Our western societies (and other societies, too) are deeply rooted in slavery systems, and so are still many of our present attitudes. Sure, for the last two or three hundred years there have been strong movements that have implemented values such as “unalienable human dignity” and “equal rights” into many constitutions and bodies of law. In principle we agree that every human person has the same sacred value no matter which work he or she does.

However, if this conviction were truly the base of our judgments and actions, would we accept that young Africans dig out minerals from the ground under extremely dangerous conditions and for poverty wages, just in order to produce and buy cheap mobile phones? Would we agree that about fifty percent of all necessary work is done for free and in largely invisible privacies by housewives and mothers while, on the other hand, we identify “proper work” with “employment”?

On may 1st, 2012, shortly after the Swiss initiative for an unconditional basic income was launched, Yves Rossier, the former chief of the Swiss pension funds, commented it as follows:

“Sorry, but this initiative is simply irresponsible. It is a joke – nothing more. Look: I have five children. Following the ideas of the founders I would obviously get about 10,000 francs a month, without lifting a finger. So, why should I work? Why would anyone ever work? …”

What about the person who cares for the children? What about the fact that the money is not given to him?

Yves Rossier’s  comment shows clearly: the belief that all the money earned by a family belongs automatically to the husband, that proper jobs are paid jobs and that family work is not only poor work but no work at all is still quite alive. Despite all the commitments to free and equal human dignity presumably nobody has totally ceased to distinguish between higher important proper valuable “male” and lower unimportant dirty worthless “female” spheres and activities. Most people still strive to rise above the “dirt” of their born bodily needy mortal existence to the higher clean realms of spirit, theory and “proper” well-paid work, preferably in an air-conditioned clean office high above the ground. Socrates already did this when he, shortly before his death, first sent his wife and little son home and then praised the infinite eternal spaces he was going to enter after he left behind all the limits, impurities and sufferings of real born human life down on earth.

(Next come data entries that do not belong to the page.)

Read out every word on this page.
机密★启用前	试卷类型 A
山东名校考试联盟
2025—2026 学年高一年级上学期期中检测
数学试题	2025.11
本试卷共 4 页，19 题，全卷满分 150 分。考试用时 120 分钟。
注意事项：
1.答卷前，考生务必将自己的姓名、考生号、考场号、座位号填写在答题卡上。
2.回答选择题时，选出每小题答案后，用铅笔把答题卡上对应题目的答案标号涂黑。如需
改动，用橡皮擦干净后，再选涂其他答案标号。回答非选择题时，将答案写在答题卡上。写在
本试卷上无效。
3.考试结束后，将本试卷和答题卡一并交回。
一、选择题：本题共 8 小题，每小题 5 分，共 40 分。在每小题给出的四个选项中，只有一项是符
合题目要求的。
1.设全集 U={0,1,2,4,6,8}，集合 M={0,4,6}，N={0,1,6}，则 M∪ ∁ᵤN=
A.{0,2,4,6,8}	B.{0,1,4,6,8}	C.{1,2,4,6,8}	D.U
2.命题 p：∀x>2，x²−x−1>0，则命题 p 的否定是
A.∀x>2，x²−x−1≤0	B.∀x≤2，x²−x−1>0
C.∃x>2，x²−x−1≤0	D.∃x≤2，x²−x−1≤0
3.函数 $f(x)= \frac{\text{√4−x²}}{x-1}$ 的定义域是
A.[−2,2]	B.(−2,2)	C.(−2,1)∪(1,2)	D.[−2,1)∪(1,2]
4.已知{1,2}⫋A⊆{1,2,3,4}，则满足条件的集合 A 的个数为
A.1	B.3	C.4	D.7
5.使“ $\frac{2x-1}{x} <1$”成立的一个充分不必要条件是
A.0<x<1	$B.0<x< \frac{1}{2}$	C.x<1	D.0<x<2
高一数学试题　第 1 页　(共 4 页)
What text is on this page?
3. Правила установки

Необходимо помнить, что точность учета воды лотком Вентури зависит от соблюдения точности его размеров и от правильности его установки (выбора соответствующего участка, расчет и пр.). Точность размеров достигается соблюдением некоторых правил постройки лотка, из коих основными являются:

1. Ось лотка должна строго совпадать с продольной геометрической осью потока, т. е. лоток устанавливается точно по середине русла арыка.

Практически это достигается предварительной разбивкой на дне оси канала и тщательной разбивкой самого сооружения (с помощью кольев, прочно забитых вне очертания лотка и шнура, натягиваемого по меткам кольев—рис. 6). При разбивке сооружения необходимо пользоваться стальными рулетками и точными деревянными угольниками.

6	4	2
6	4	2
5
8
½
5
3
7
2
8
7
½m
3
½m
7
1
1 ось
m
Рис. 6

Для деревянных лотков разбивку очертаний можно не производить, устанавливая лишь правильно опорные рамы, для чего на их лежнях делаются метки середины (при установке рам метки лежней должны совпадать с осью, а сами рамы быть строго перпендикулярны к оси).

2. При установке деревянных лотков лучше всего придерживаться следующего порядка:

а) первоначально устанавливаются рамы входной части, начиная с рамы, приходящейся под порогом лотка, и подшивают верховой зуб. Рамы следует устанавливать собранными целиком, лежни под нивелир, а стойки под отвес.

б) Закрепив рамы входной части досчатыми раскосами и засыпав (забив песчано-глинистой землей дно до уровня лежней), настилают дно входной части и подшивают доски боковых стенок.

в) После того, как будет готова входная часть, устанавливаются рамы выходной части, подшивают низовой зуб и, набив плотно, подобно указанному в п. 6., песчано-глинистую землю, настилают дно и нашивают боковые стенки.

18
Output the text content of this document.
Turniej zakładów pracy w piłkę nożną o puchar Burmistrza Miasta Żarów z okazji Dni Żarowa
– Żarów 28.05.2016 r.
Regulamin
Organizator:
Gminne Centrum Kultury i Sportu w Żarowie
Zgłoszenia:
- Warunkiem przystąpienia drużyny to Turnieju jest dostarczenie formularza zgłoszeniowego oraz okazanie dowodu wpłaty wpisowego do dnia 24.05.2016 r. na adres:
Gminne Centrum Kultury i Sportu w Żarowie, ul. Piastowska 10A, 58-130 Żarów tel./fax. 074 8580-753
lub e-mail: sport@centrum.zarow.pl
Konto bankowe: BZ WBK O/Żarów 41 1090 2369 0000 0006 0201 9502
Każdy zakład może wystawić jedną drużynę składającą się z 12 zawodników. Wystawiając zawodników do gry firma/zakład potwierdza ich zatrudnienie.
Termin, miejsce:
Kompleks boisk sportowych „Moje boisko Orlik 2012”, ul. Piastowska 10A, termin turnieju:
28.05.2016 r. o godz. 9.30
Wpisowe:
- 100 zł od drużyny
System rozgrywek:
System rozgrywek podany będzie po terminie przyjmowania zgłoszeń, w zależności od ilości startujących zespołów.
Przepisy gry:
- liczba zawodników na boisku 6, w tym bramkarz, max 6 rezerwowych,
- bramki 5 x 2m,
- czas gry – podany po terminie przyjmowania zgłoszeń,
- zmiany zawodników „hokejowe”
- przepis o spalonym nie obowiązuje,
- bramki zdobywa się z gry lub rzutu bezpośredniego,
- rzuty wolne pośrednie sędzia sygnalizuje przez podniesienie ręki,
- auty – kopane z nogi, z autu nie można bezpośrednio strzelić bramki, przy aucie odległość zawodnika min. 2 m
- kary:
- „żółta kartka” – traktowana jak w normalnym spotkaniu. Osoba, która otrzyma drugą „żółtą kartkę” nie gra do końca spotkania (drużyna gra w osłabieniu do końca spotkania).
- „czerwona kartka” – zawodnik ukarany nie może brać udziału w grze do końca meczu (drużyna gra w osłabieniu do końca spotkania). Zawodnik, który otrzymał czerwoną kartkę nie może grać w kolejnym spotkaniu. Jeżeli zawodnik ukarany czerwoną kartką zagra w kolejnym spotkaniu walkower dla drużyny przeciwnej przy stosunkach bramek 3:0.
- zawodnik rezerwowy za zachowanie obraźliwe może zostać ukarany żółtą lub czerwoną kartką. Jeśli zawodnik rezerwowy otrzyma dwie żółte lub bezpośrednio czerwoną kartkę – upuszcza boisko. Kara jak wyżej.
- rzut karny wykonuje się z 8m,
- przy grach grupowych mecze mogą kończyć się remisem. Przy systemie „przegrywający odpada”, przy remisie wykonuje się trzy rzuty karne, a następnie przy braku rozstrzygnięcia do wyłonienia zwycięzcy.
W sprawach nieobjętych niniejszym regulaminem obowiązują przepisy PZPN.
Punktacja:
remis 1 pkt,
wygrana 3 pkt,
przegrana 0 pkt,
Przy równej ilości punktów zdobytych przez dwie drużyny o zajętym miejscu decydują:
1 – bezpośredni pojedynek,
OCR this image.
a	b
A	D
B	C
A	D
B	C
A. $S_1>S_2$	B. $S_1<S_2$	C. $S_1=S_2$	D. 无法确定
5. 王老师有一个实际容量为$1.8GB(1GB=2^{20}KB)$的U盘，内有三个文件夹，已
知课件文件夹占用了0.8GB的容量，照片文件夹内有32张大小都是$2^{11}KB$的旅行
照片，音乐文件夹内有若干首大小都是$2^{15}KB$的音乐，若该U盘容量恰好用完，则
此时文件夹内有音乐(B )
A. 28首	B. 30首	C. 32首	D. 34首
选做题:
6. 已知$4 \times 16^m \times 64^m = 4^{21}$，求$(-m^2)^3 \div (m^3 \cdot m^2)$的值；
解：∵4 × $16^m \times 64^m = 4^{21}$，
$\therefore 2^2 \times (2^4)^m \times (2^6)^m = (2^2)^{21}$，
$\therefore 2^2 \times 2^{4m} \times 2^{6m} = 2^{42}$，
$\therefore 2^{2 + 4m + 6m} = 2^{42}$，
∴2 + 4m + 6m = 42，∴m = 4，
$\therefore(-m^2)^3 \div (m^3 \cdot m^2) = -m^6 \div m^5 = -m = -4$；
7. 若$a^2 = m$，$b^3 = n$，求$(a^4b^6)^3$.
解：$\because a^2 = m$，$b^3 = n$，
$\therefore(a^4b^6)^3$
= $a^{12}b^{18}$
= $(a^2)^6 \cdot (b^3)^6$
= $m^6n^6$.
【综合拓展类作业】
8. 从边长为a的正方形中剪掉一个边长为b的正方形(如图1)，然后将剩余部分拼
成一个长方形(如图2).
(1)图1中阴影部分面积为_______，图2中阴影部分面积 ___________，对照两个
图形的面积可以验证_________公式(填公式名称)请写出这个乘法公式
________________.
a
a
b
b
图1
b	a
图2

So, the distinction between dirty work and proper work can be understood as one expression of the deeply entrenched belief that the world we live in contains higher spiritual and lower bodily spheres and activities. Those who do the dirty work are still thought to belong to the inferior part of the human species – slaves, migrants and females – who are not born to be free but to work in order to produce the “independence” of their masters by dealing with the embarrassing, yet unavoidable physical realities of their human existence: birth, shit, sweat, vulnerability, illness, sleep, hunger etc. In order to keep these realities as invisible as possible they are labeled as “dirt” that should not be touched by free individuals.

Ora et labora

There has always been non-dualistic wisdom in the world. Many nuns and monks, for example, in their unisexual communities did not attribute freedom and rule to superior exemplars of the human species, service and dirt to inferior ones, but led their lives by the principle “ora et labora”. This means that everybody dedicates a portion of his or her lifetime to the maintenance of the physical existence of a given community, another portion to contemplation and theory. No matter if this holistic lifestyle has ever been practiced ideally or not it can serve as a model for the post-dualistic order that will soon come into existence again.

Many family farms and pre- or postpatriarchal households in fact follow non-dualistic rules insofar as nobody is forced to do dirty work all the time, but everybody switches between different activities: No smallholder will muck out stables all day but has to do different things during a day, week or year: sowing, harvesting, fertilizing, watering, praying, threshing, feeding, calculating, selling, repairing things … And I myself, as a freelance postpatriarchal housewife and writer, do not clean toilets all day as does a lavatory attendant. I also prepare meals, go shopping, wash, iron, listen to family members, eat, sleep, read, write, earn money, pray, sing, travel and so on. The so-called “dirty work” could be re-perceived and re-organized as a real necessary part of real human life among others that will not be delegated to “lower” members of the human species any more.

What is the meaning of life? Certainly not that one part of humanity thinks to be superior to the other passing all the tasks of fulfilling physical needs to slaves while the other is excluded from control, freedom, contemplation and enjoyment. Rather the meaning and joy of life could be rediscovered in a society in which all humans accept that they are equally free and dependent, creative, cultural as well as needy  and born naked into this world.

So, will the notion and the fear of “dirty work” eventually dissolve in a human society which abandons the worldview of Socrates, Platon and Aritoteles, following the rules of a newly conceived “ora et labora”?